以下以一个翻译的函数为例说明以batch_size调用模型的方法，总的代码如下：

注：在tokenizer 初始化时，需要添加padding_side='left'的参数，

tokenizer = AutoTokenizer.from_pretrained(model_name_or_path,padding_side='left')

prompt=“你是一个精通医疗领域的翻译专家：”
def translate_texts(texts, tokenizer, model, device, max_length=256, batch_size=32):
    results = []
    for i in tqdm(range(0, len(texts),batch_size), desc="Translating"):
        batch = texts[i:i+batch_size]
        messages_list = [
            [{"role": "user", "content": prompt + text}] for text in batch
        ]
        text_batch = [tokenizer.apply_chat_template(
                messages,
                tokenize=False,
                add_generation_prompt=True,
                enable_thinking=False # Switches between thinking and non-thinking modes. Default is True.
            ) for messages in messages_list]
        model_inputs = tokenizer(text_batch, return_tensors="pt",
                                 padding=True, 
                                 truncation=True, 
                                 max_length=max_length).to(model.device)
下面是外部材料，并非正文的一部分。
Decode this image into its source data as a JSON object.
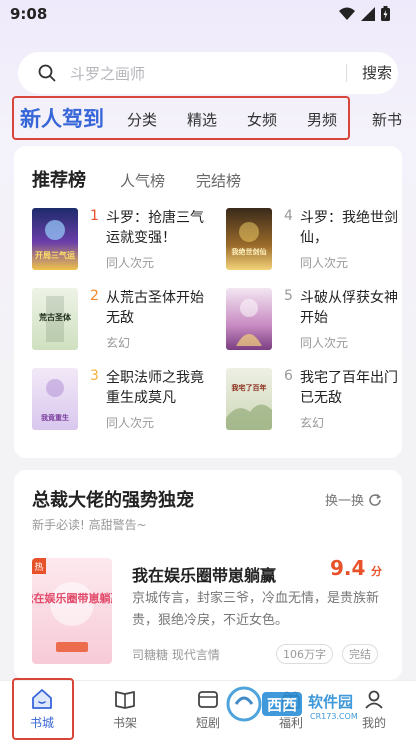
{
  "status_bar": {
    "time": "9:08"
  },
  "search": {
    "placeholder": "斗罗之画师",
    "button_label": "搜索"
  },
  "tabs": [
    {
      "label": "新人驾到",
      "active": true
    },
    {
      "label": "分类"
    },
    {
      "label": "精选"
    },
    {
      "label": "女频"
    },
    {
      "label": "男频"
    },
    {
      "label": "新书"
    }
  ],
  "ranking": {
    "tabs": [
      {
        "label": "推荐榜",
        "active": true
      },
      {
        "label": "人气榜"
      },
      {
        "label": "完结榜"
      }
    ],
    "items": [
      {
        "rank": "1",
        "title": "斗罗：抢唐三气运就变强！",
        "genre": "同人次元",
        "cover_text": "开局三气运",
        "rank_color": "#e8522b"
      },
      {
        "rank": "2",
        "title": "从荒古圣体开始无敌",
        "genre": "玄幻",
        "cover_text": "荒古圣体",
        "rank_color": "#f08a2c"
      },
      {
        "rank": "3",
        "title": "全职法师之我竟重生成莫凡",
        "genre": "同人次元",
        "cover_text": "我竟重生",
        "rank_color": "#f2b13a"
      },
      {
        "rank": "4",
        "title": "斗罗：我绝世剑仙，",
        "genre": "同人次元",
        "cover_text": "我绝世剑仙",
        "rank_color": "#999999"
      },
      {
        "rank": "5",
        "title": "斗破从俘获女神开始",
        "genre": "同人次元",
        "cover_text": "",
        "rank_color": "#999999"
      },
      {
        "rank": "6",
        "title": "我宅了百年出门已无敌",
        "genre": "玄幻",
        "cover_text": "我宅了百年",
        "rank_color": "#999999"
      }
    ]
  },
  "feature": {
    "heading": "总裁大佬的强势独宠",
    "subtitle": "新手必读! 高甜警告~",
    "refresh_label": "换一换",
    "book": {
      "title": "我在娱乐圈带崽躺赢",
      "score": "9.4",
      "score_unit": "分",
      "description": "京城传言，封家三爷，冷血无情，是贵族新贵，狠绝冷戾，不近女色。",
      "author_meta": "司糖糖 现代言情",
      "word_count_tag": "106万字",
      "status_tag": "完结",
      "cover_text": "我在娱乐圈带崽躺赢",
      "cover_badge": "热"
    }
  },
  "bottom_nav": [
    {
      "label": "书城",
      "icon": "home-icon",
      "active": true
    },
    {
      "label": "书架",
      "icon": "bookshelf-icon"
    },
    {
      "label": "短剧",
      "icon": "tv-icon"
    },
    {
      "label": "福利",
      "icon": "gift-icon"
    },
    {
      "label": "我的",
      "icon": "profile-icon"
    }
  ],
  "watermark": {
    "brand": "西西",
    "site_name": "软件园",
    "url": "CR173.COM"
  },
  "colors": {
    "accent": "#3766d8",
    "highlight_box": "#d8463a",
    "score": "#e8522b"
  }
}
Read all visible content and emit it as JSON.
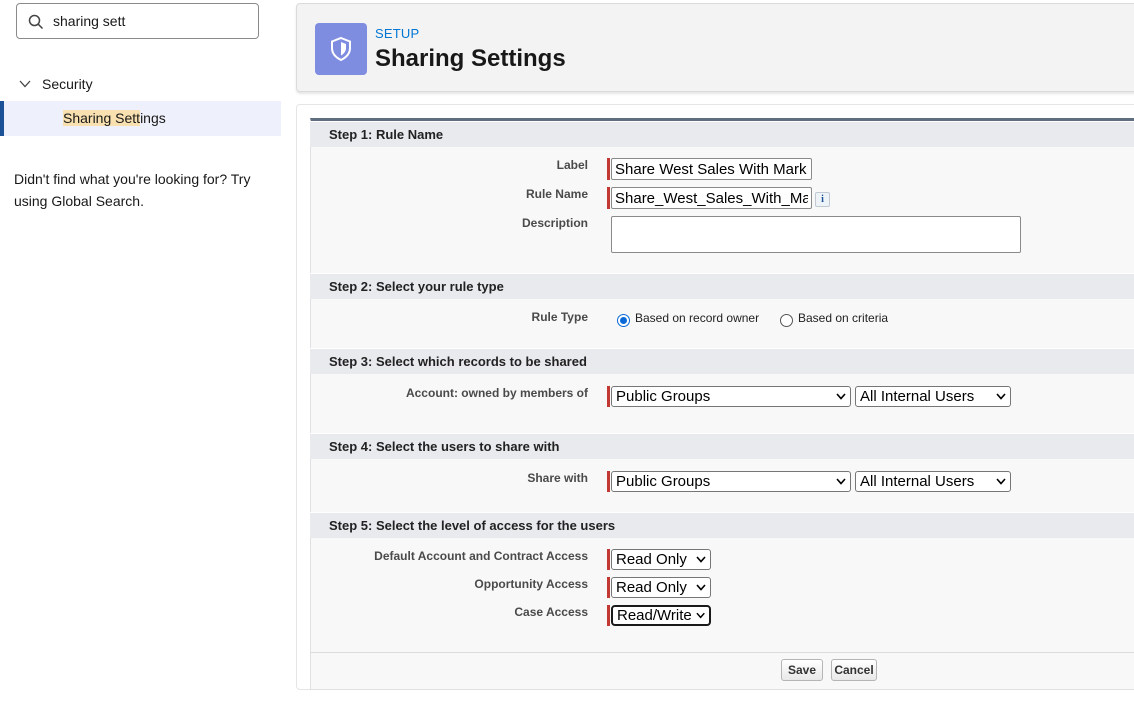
{
  "sidebar": {
    "search_value": "sharing sett",
    "tree_parent": "Security",
    "tree_child_highlight": "Sharing Sett",
    "tree_child_rest": "ings",
    "not_found_text": "Didn't find what you're looking for? Try using Global Search."
  },
  "header": {
    "breadcrumb": "SETUP",
    "title": "Sharing Settings"
  },
  "steps": {
    "step1": "Step 1: Rule Name",
    "step2": "Step 2: Select your rule type",
    "step3": "Step 3: Select which records to be shared",
    "step4": "Step 4: Select the users to share with",
    "step5": "Step 5: Select the level of access for the users"
  },
  "fields": {
    "label_label": "Label",
    "label_value": "Share West Sales With Mark",
    "rule_name_label": "Rule Name",
    "rule_name_value": "Share_West_Sales_With_Ma",
    "info_icon_text": "i",
    "description_label": "Description",
    "description_value": "",
    "rule_type_label": "Rule Type",
    "rule_type_option1": "Based on record owner",
    "rule_type_option2": "Based on criteria",
    "rule_type_selected": "Based on record owner",
    "owned_by_label": "Account: owned by members of",
    "owned_by_type": "Public Groups",
    "owned_by_group": "All Internal Users",
    "share_with_label": "Share with",
    "share_with_type": "Public Groups",
    "share_with_group": "All Internal Users",
    "account_access_label": "Default Account and Contract Access",
    "account_access_value": "Read Only",
    "opportunity_access_label": "Opportunity Access",
    "opportunity_access_value": "Read Only",
    "case_access_label": "Case Access",
    "case_access_value": "Read/Write"
  },
  "buttons": {
    "save": "Save",
    "cancel": "Cancel"
  },
  "colors": {
    "header_icon_bg": "#7f8de1",
    "required_bar": "#c23934",
    "link_blue": "#0176d3",
    "selected_tree_bg": "#eef1fb"
  }
}
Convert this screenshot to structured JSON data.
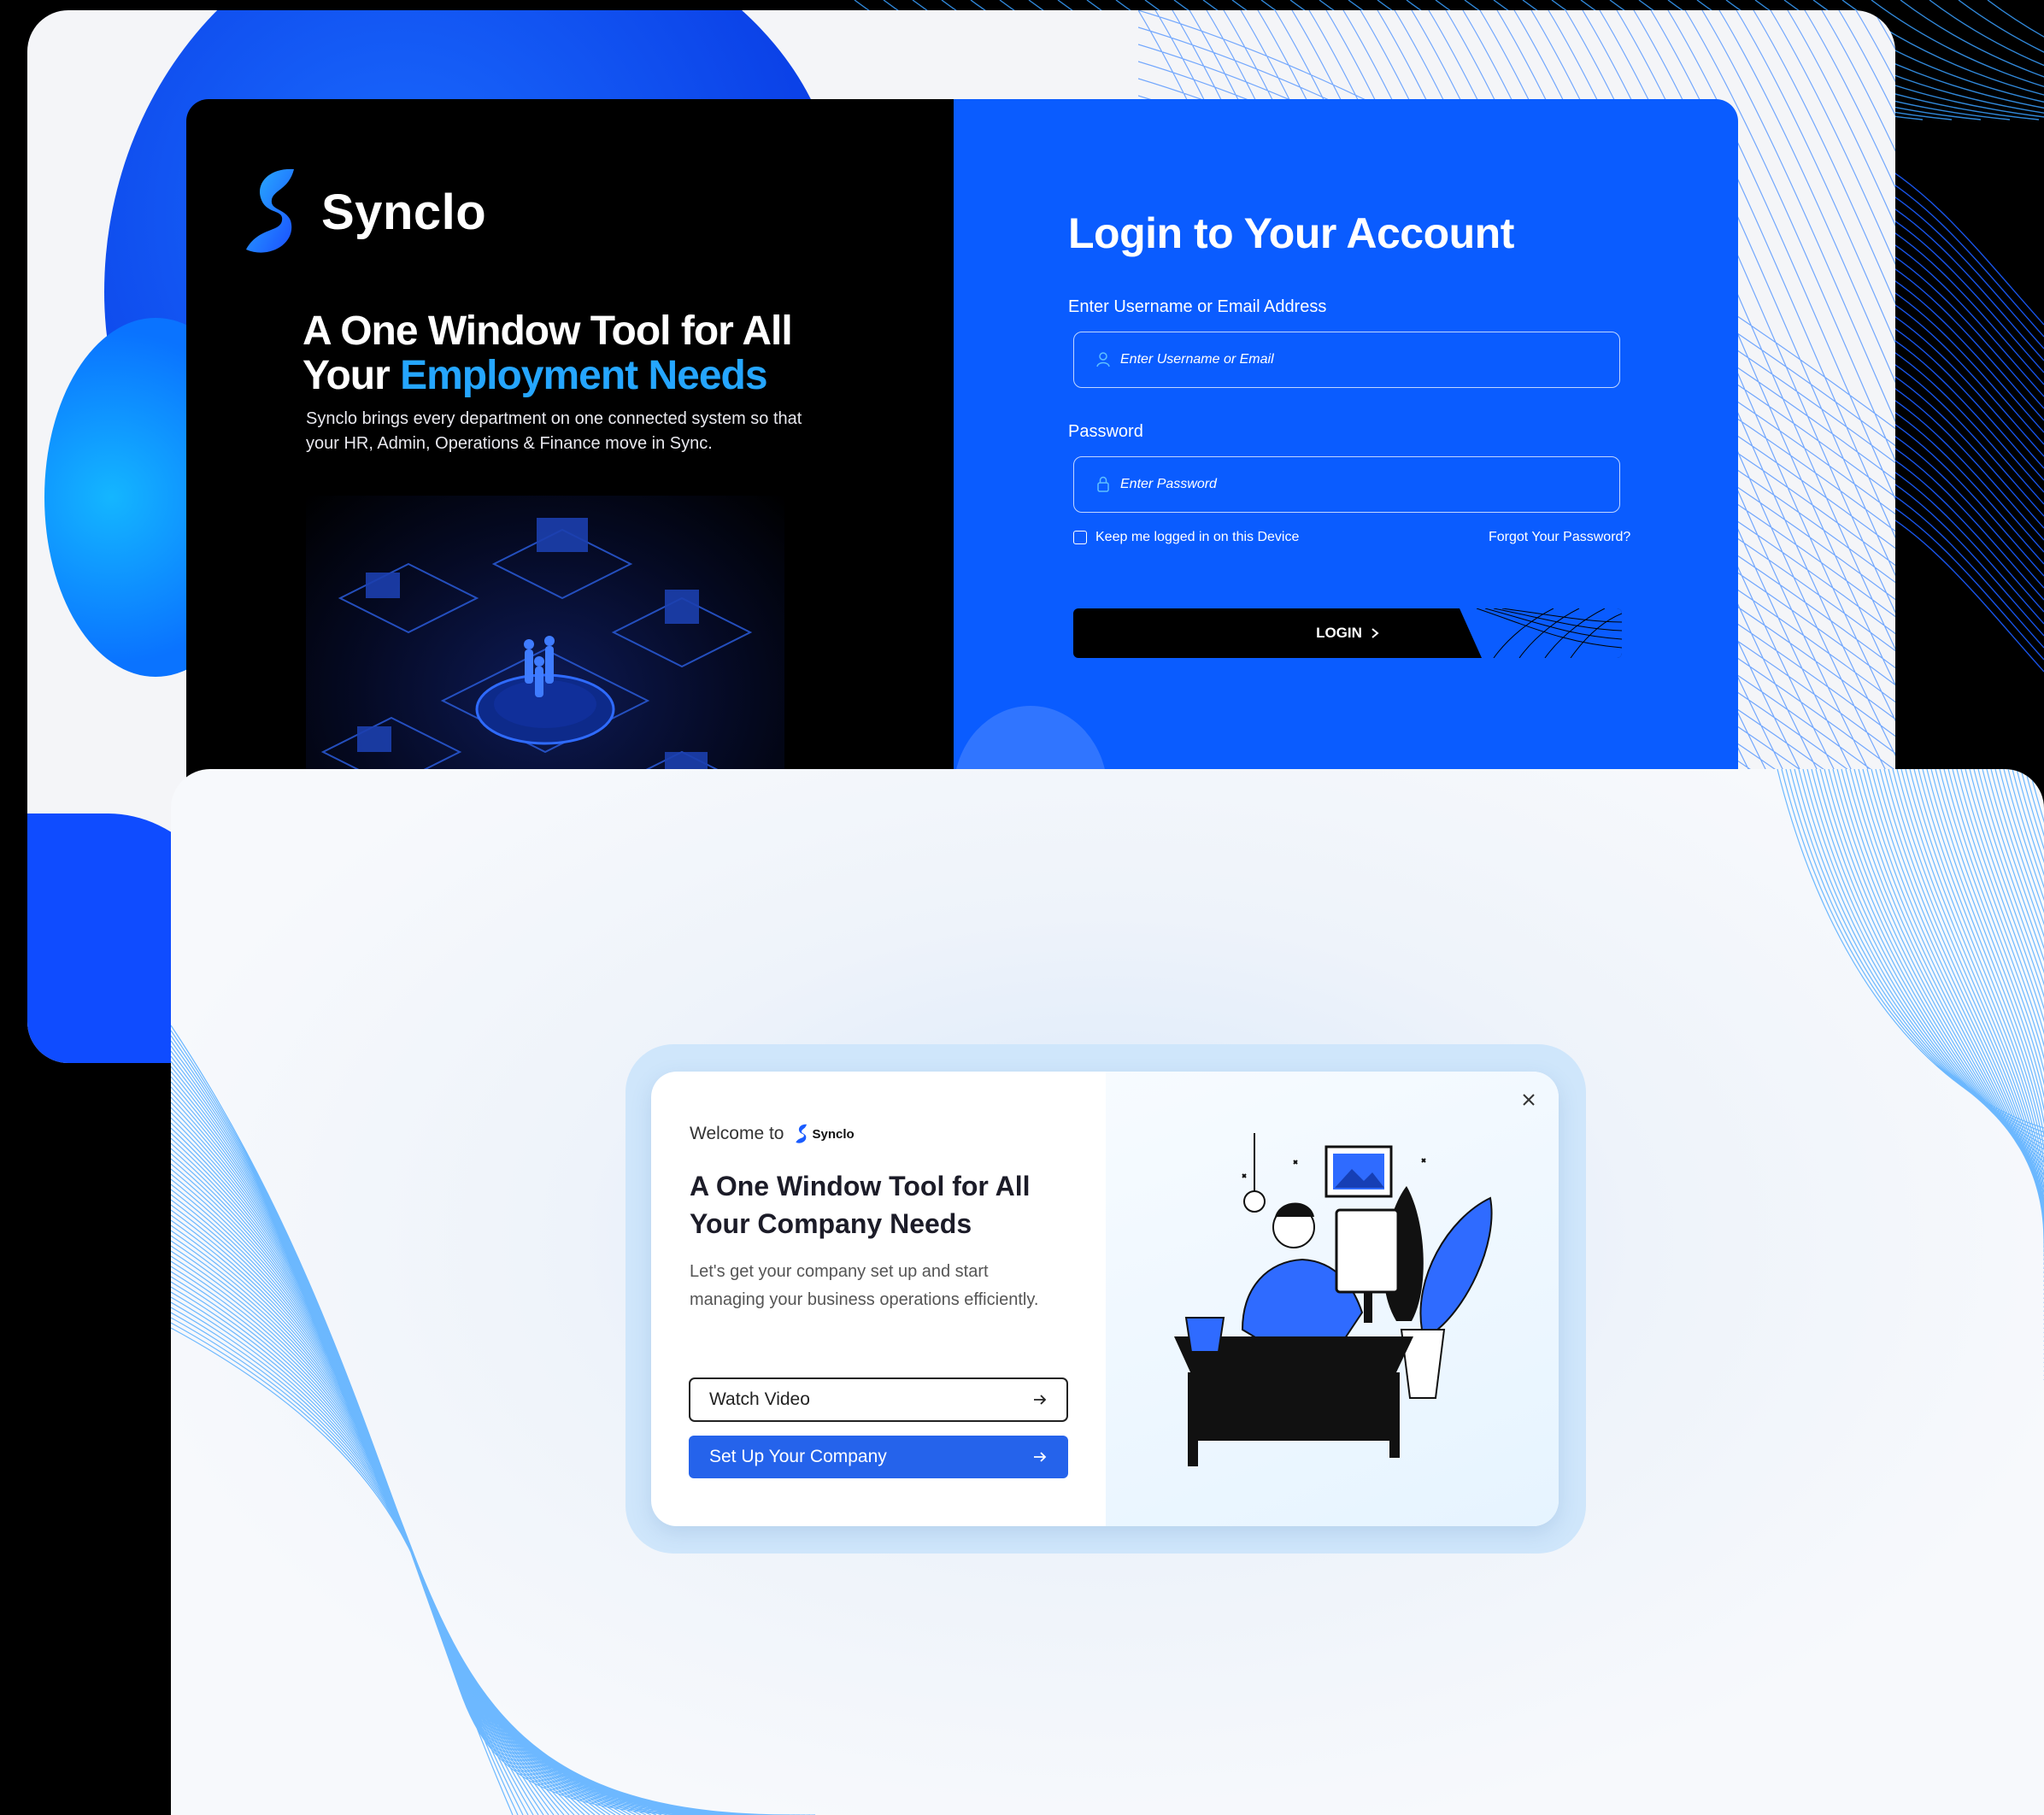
{
  "brand": {
    "name": "Synclo",
    "accent": "#25a6ff",
    "primary": "#0a5cff"
  },
  "login_page": {
    "hero_heading_line1": "A One Window Tool for All",
    "hero_heading_prefix": "Your ",
    "hero_heading_accent": "Employment Needs",
    "hero_description": "Synclo brings every department on one connected system so that your HR, Admin, Operations & Finance move in Sync.",
    "form_title": "Login to Your Account",
    "username_label": "Enter Username or Email Address",
    "username_placeholder": "Enter Username or Email",
    "password_label": "Password",
    "password_placeholder": "Enter Password",
    "remember_label": "Keep me logged in on this Device",
    "forgot_link": "Forgot Your Password?",
    "login_button": "LOGIN"
  },
  "welcome_modal": {
    "welcome_prefix": "Welcome to",
    "brand_name": "Synclo",
    "title": "A One Window Tool for All Your Company Needs",
    "description": "Let's get your company set up and start managing your business operations efficiently.",
    "watch_video_button": "Watch Video",
    "setup_button": "Set Up Your Company"
  },
  "icons": {
    "user": "user-icon",
    "lock": "lock-icon",
    "chevron": "chevron-right-icon",
    "arrow": "arrow-right-icon",
    "close": "close-icon"
  }
}
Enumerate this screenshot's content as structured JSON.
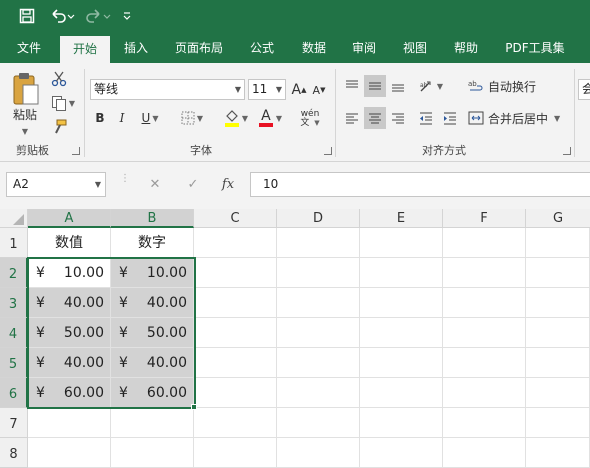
{
  "quick_access": {
    "save_icon": "save-icon",
    "undo_icon": "undo-icon",
    "redo_icon": "redo-icon",
    "customize_icon": "customize-icon"
  },
  "tabs": [
    "文件",
    "开始",
    "插入",
    "页面布局",
    "公式",
    "数据",
    "审阅",
    "视图",
    "帮助",
    "PDF工具集"
  ],
  "active_tab": "开始",
  "ribbon": {
    "clipboard": {
      "paste_label": "粘贴",
      "group_label": "剪贴板"
    },
    "font": {
      "font_name": "等线",
      "font_size": "11",
      "increase_font": "A",
      "decrease_font": "A",
      "bold": "B",
      "italic": "I",
      "underline": "U",
      "font_color_letter": "A",
      "phonetic_label": "wén",
      "group_label": "字体"
    },
    "alignment": {
      "wrap_text": "自动换行",
      "merge_center": "合并后居中",
      "group_label": "对齐方式"
    },
    "number_partial": "会"
  },
  "formula_bar": {
    "name_box": "A2",
    "cancel": "✕",
    "enter": "✓",
    "fx": "fx",
    "content": "10"
  },
  "grid": {
    "columns": [
      "A",
      "B",
      "C",
      "D",
      "E",
      "F",
      "G"
    ],
    "rows": [
      "1",
      "2",
      "3",
      "4",
      "5",
      "6",
      "7",
      "8"
    ],
    "headers": [
      "数值",
      "数字"
    ],
    "currency_symbol": "¥",
    "data": [
      [
        "10.00",
        "10.00"
      ],
      [
        "40.00",
        "40.00"
      ],
      [
        "50.00",
        "50.00"
      ],
      [
        "40.00",
        "40.00"
      ],
      [
        "60.00",
        "60.00"
      ]
    ]
  },
  "colors": {
    "accent": "#217346",
    "selection_fill": "#d2d2d2",
    "font_color_bar": "#e81123",
    "highlight_bar": "#ffff00"
  }
}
        # conduct text completion
        generated_ids = model.generate(
            **model_inputs,
            max_new_tokens=32768
        )

        # 对每条结果单独解析
        for input_ids, output_ids in zip(model_inputs.input_ids, generated_ids):
            # 截取新生成的部分
            new_tokens = output_ids[len(input_ids):].tolist()
            

            content = tokenizer.decode(new_tokens[index:], skip_special_tokens=True).strip("\n")
            results.append(content)
    return results

如下为分步对代码进行解析：

第一步：构建batch_size的方式的messages

for i in tqdm(range(0, len(texts),batch_size), desc="Translating"):
        batch = texts[i:i+batch_size]
        messages_list = [
            [{"role": "user", "content": prompt + text}] for text in batch
        ]

因为[{"role": "user", "content": prompt + text}]在单样本调用时就是列表的形式，所以在多样本中每个都要是列表的格式，即组织形式为二维列表。

写成如下形式会报错：

messages_list = [
            {"role": "user", "content": prompt + text} for text in batch
        ]

第二步：批量构建chat模板

text_batch = [tokenizer.apply_chat_template(
                messages,
                tokenize=False,
                add_generation_prompt=True,
                enable_thinking=False # Switches between thinking and non-thinking modes. Default is True.
            ) for messages in messages_list]

第三步：使用大模型生成token回答

由于batch_size中样本的长度不一，此处的tokenizer（）需要添加padding=True, truncation=True的参数对文本进行填充和裁剪操作。

model_inputs = tokenizer(text_batch, return_tensors="pt",
                                 padding=True, 
                                 truncation=True, 
                                 max_length=max_length).to(model.device)

        # conduct text completion
        generated_ids = model.generate(
            **model_inputs,
            max_new_tokens=32768
        )

第四步：批量从生成的结果中提取每个输入对应的输出

 # 对每条结果单独解析
        for input_ids, output_ids in zip(model_inputs.input_ids, generated_ids):
            # 截取新生成的部分
            new_tokens = output_ids[len(input_ids):].tolist()
            

            content = tokenizer.decode(new_tokens[index:], skip_special_tokens=True).strip("\n")

解析下这段代码“new_tokens = output_ids[len(input_ids):].tolist()”：由于输出的内容是“输入的prompt + 大模型的生成内容”，所以需要知道输入的最后索引值，在索引值后面的才是我们需要的生成结果。